2. Strategi Adaptasi Masyarakat

d. Mitigasi Bencana Sebelum Terjadi Banjir

Rutinnya banjir yang terjadi di Tanjung Pura ini membuat masyarakat memiliki pengetahuan mengenai tanda-tanda banjir tersebut. Hal ini tentu merupakan sesuatu yang baik, dengan pengetahuan yang dimiliki tersebut masyarakat bisa dengan cepat mengambil tindakan dalam persiapan diri dan mengurangi resiko banjir. Penulis melihat bahwa ketidak sadaran dari masyarakat khususnya yang berada disepanjang sungai tentang penghijaun lingkungan dan pelestarian air sungai dengan membuang sampah kesungai, MCK Mandi, Cuci, Kakus yang dilakukan disungai merupakan kebiasaan buruk yang merusak kualitas air sungai dan juga memperparah banjir, karena sampah-sampah yang dibuang akan menumpuk didasar sungai yang menyebabkan sungai menjadi dangkal. Pak Kancil Informan I sebagai salah satu warga yang tingga dibantara sungai menjadi sasaran pertama ketika air dari sungai mulai meluap.Sebagai upaya sebelum mencegah terjadinya banjir tersebut bapak Kancil mendirikan rumah panggung dibantaran sungai Batang Serangan, demikian halnya Pak Isa Ansari InformanIV mendirikan rumah panggung diatas waduk.
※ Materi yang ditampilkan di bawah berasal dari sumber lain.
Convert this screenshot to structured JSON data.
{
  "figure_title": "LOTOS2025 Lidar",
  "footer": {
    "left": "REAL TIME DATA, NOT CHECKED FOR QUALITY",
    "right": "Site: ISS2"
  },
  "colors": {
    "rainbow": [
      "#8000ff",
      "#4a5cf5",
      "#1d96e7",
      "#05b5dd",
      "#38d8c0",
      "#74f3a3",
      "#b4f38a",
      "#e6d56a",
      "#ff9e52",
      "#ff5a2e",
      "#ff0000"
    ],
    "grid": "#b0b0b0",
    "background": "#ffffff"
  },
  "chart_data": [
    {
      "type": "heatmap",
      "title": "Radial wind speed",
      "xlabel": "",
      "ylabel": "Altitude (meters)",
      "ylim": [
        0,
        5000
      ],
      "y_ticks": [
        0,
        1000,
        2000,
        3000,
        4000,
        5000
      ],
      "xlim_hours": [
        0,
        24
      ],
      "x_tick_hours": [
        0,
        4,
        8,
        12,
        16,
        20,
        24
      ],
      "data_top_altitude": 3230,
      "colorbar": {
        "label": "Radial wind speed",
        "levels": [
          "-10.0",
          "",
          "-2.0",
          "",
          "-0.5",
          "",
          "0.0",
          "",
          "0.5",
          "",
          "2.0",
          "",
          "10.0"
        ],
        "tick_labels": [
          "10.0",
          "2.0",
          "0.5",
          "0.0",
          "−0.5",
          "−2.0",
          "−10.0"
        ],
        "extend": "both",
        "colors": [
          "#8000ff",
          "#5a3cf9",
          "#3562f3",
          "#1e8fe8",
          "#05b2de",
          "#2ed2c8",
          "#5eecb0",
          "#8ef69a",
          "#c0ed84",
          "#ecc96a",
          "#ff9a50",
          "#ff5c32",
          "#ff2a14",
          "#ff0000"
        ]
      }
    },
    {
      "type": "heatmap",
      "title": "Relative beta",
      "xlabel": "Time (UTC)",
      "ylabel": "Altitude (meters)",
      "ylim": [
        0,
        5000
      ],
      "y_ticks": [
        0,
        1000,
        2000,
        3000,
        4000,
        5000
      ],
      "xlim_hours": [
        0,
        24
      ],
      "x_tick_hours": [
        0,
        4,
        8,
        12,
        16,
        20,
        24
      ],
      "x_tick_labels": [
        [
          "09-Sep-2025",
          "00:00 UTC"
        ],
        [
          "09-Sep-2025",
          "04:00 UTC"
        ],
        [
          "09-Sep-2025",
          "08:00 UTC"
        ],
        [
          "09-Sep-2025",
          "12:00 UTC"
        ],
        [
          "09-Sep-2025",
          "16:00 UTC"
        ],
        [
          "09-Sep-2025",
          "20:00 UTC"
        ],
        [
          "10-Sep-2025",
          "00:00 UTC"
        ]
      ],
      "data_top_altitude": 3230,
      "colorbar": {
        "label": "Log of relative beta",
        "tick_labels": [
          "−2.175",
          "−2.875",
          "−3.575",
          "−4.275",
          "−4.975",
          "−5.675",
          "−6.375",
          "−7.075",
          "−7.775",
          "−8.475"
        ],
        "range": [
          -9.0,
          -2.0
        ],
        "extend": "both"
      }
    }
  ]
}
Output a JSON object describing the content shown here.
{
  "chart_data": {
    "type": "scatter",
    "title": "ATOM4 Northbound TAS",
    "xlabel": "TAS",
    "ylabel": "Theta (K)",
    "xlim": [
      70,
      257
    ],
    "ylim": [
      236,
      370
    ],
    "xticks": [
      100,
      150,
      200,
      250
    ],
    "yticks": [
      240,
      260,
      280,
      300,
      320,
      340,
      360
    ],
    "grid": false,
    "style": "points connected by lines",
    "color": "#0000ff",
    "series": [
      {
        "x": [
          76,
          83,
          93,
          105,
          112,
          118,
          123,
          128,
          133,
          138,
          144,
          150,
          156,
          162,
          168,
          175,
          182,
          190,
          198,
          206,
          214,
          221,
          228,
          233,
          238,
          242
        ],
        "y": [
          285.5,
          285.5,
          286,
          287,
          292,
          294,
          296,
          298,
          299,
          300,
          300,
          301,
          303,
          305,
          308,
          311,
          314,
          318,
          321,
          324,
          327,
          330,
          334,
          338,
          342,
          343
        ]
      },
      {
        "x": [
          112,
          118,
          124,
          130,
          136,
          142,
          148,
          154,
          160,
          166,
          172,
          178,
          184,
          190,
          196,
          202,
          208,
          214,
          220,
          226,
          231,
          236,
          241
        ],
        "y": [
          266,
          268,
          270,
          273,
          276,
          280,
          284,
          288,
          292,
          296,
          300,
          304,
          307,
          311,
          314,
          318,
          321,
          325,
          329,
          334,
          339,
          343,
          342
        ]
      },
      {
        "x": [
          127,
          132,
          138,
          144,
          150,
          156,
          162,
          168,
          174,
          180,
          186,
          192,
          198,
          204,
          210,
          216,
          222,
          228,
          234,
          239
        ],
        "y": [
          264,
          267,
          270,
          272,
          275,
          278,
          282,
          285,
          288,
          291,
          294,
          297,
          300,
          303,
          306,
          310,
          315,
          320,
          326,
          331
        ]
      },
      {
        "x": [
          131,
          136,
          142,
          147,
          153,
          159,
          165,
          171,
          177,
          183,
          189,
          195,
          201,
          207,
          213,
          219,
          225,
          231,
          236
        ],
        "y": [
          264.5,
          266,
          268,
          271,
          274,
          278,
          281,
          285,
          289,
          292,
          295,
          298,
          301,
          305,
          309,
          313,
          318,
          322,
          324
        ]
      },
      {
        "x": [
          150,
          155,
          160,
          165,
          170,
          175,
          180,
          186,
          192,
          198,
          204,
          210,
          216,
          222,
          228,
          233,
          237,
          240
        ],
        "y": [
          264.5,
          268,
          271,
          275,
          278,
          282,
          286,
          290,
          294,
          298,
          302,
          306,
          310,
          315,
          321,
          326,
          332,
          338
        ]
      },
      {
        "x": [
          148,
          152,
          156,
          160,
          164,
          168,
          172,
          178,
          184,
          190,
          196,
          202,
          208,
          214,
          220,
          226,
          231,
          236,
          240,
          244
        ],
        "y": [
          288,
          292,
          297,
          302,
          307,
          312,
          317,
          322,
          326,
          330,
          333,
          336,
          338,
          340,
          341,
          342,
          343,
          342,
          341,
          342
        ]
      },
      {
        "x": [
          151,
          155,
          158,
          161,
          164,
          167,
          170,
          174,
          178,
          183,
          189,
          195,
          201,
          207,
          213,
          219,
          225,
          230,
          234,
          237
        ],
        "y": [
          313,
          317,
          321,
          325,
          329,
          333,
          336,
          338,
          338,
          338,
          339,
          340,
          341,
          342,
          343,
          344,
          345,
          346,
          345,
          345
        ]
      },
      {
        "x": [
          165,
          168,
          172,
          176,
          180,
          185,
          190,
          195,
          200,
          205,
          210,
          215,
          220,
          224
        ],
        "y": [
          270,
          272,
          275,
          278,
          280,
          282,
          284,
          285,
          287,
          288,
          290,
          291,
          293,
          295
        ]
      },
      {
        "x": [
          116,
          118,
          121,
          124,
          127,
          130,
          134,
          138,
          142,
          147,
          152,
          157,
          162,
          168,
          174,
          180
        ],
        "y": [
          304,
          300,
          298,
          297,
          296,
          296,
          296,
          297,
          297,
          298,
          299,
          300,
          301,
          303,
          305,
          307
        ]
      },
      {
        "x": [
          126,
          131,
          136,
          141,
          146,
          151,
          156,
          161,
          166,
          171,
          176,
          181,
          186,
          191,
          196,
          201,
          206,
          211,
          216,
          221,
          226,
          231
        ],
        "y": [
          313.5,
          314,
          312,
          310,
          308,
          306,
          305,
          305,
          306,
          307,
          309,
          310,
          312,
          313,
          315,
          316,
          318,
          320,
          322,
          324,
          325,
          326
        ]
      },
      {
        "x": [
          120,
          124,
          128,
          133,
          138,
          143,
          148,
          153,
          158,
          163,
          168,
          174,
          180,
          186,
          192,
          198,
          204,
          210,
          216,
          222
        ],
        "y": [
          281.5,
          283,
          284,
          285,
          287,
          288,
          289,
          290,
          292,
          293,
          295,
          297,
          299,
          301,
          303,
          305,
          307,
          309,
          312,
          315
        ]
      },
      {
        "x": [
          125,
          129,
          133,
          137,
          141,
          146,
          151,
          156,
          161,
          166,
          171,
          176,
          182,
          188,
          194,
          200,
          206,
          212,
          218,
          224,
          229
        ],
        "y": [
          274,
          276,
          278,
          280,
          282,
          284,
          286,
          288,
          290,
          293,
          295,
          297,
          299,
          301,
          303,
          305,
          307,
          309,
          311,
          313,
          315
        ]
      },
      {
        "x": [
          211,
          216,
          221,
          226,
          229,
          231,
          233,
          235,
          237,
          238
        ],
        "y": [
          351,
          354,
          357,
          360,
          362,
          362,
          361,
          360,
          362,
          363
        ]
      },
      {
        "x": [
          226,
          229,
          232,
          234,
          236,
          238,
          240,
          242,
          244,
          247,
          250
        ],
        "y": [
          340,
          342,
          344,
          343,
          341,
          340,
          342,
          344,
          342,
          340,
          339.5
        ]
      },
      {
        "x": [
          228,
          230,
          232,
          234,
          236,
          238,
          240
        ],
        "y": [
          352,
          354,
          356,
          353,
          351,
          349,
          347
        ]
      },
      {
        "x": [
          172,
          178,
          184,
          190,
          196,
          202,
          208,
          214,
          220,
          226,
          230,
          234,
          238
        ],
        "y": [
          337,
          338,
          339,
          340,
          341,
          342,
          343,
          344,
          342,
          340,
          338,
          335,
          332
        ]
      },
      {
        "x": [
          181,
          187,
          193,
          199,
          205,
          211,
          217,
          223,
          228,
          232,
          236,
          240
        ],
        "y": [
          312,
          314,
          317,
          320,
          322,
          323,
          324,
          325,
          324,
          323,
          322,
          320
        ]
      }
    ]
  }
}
Hal ini senada dengan upaya mengurangi resiko banjir yang dijelaskan oleh Yulaeleawati 2008 dalam bukunya yang berjudul Mencerdasi Bencana, dimana dalam upaya non- struktur pencegahan banjir dengan melakukan rekayasa dalam bidang bangunan seperti rumah tipe panggung, rumah susun, jalan layang dan sebagainya. Sedangkan Ibu Rodiyah Informan II upaya yang dilakukannya adalah dengan meninggikan rumah, meskipun upaya tersebut belum berhasil menyelamatkan 115 keluarga ini dari bencana banjir, karena ketinggian rumah masih rendah meskipun sudah dilakukan upaya peninggian rumah.